Inutile dire che anche il tempo mensa risente delle ristrettezze imposte dall’emergenza sanitaria. Quest’anno sono stati programmati turni molto rigidi lungo le due ore in cui viene fornito il servizio. Il che da un certo punto di vista è positivo, perché prima del Covid il pranzo durava un’ora, un tempo troppo lungo per tenere dei mocciosi a tavola. Noi delle seconde scendiamo in mensa alle dodici in punto e dobbiamo tagliare la corda dopo trenta minuti per dare l’opportunità agli inservienti di igienizzare tavoli e sedie e pulire tutto per il turno successivo. Le pietanze vengono servite in un vassoio da ospedale, diviso a comparti in cui sono distribuiti contemporaneamente primo, secondo e contorno. Prima della pandemia si alternavano i piatti in ceramica con il corrispondente effetto estetico. La sbobba non sembrava diversa da quello che i bambini vedevano a pranzo a casa. Ora la mise en place lascia un po’ a desiderare, molto sacrificata alla praticità. La minestrina di riso e prezzemolo, per dire, ne risente in modo particolare.

Ma ciò in cui i bambini sono penalizzati maggiormente è la distanza che devono mantenere tra di loro. Non più di tre su tavoli lunghi, una disposizione che ammazza la conversazione, i tornei di obbligo o verità e, di conseguenza, la convivialità. Nonostante ciò il fragore è assordante come prima.
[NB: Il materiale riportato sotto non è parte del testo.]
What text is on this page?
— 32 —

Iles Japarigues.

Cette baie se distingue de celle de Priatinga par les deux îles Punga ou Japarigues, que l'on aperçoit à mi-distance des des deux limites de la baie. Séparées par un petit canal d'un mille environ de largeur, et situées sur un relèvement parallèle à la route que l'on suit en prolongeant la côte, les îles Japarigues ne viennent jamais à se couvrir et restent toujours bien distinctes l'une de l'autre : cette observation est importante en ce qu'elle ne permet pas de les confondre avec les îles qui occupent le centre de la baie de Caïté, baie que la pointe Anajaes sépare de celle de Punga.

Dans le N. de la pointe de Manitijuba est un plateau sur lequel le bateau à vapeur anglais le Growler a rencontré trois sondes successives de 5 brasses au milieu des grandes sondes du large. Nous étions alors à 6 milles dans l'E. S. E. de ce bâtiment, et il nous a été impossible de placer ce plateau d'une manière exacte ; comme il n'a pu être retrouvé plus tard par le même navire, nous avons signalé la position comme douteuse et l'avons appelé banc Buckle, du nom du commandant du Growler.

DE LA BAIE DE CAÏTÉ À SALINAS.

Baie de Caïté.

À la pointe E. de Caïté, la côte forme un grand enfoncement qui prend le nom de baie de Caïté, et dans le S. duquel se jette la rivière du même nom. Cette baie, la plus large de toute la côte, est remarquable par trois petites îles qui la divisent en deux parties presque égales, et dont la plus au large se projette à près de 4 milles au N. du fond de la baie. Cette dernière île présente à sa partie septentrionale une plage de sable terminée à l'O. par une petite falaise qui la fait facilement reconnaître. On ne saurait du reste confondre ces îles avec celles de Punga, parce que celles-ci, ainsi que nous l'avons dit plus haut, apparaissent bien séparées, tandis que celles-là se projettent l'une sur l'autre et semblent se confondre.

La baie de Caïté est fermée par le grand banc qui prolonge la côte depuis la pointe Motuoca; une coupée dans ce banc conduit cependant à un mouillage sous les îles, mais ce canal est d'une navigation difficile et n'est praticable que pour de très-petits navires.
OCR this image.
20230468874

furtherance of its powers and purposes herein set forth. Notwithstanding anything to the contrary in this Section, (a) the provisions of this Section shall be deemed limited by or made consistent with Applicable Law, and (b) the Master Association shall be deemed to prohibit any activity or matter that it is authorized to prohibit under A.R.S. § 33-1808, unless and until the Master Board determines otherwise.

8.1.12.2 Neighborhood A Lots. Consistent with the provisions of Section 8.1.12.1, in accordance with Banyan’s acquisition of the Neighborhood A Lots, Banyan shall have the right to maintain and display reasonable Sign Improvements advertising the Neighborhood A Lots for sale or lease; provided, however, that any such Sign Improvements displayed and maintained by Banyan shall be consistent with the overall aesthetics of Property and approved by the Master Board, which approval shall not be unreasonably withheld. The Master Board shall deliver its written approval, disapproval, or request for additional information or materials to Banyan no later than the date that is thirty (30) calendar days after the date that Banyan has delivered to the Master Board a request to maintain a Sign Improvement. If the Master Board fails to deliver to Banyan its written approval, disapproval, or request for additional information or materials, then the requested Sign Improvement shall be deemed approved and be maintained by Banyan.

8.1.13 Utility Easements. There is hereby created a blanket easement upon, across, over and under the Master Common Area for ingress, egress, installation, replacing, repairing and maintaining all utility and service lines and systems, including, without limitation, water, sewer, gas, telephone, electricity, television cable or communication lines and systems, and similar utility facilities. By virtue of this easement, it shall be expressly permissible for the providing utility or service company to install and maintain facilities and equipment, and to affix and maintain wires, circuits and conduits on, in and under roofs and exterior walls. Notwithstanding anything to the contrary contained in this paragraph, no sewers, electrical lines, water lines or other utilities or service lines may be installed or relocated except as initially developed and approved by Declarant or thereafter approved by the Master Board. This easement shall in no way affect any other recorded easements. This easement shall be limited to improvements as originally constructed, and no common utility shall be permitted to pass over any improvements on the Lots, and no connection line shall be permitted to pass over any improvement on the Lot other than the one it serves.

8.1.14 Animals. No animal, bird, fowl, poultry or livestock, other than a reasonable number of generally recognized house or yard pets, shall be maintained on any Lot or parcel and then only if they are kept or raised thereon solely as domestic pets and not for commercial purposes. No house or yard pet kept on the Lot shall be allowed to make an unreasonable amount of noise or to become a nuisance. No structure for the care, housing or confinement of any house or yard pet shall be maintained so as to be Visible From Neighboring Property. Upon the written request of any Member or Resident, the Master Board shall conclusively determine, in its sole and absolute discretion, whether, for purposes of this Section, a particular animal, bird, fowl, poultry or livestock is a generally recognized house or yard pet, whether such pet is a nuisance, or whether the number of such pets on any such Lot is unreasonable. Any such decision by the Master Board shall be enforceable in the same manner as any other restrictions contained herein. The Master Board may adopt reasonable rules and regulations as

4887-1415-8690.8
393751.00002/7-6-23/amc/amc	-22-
I bambini parlano meno ma parlano a voce più alta per farsi intendere dai compagni di tavolo e dagli insegnanti. Eppure anche questa nuova normalità sembra non costituire un disagio. I miei alunni continuano a fare le stupidaggini di prima giocando con il cibo, come quando infilzano i panini con le forchette di plastica per costruire gelati immaginari e poi leccano la farina sulla superficie. Trascorsi i trenta minuti che gli spettano scattano in piedi per rientrare in classe, in fila indiana, a un metro di distanza dal compagno davanti e quello dietro, come veri soldatini in una battaglia di cui saranno loro i veri vincitori.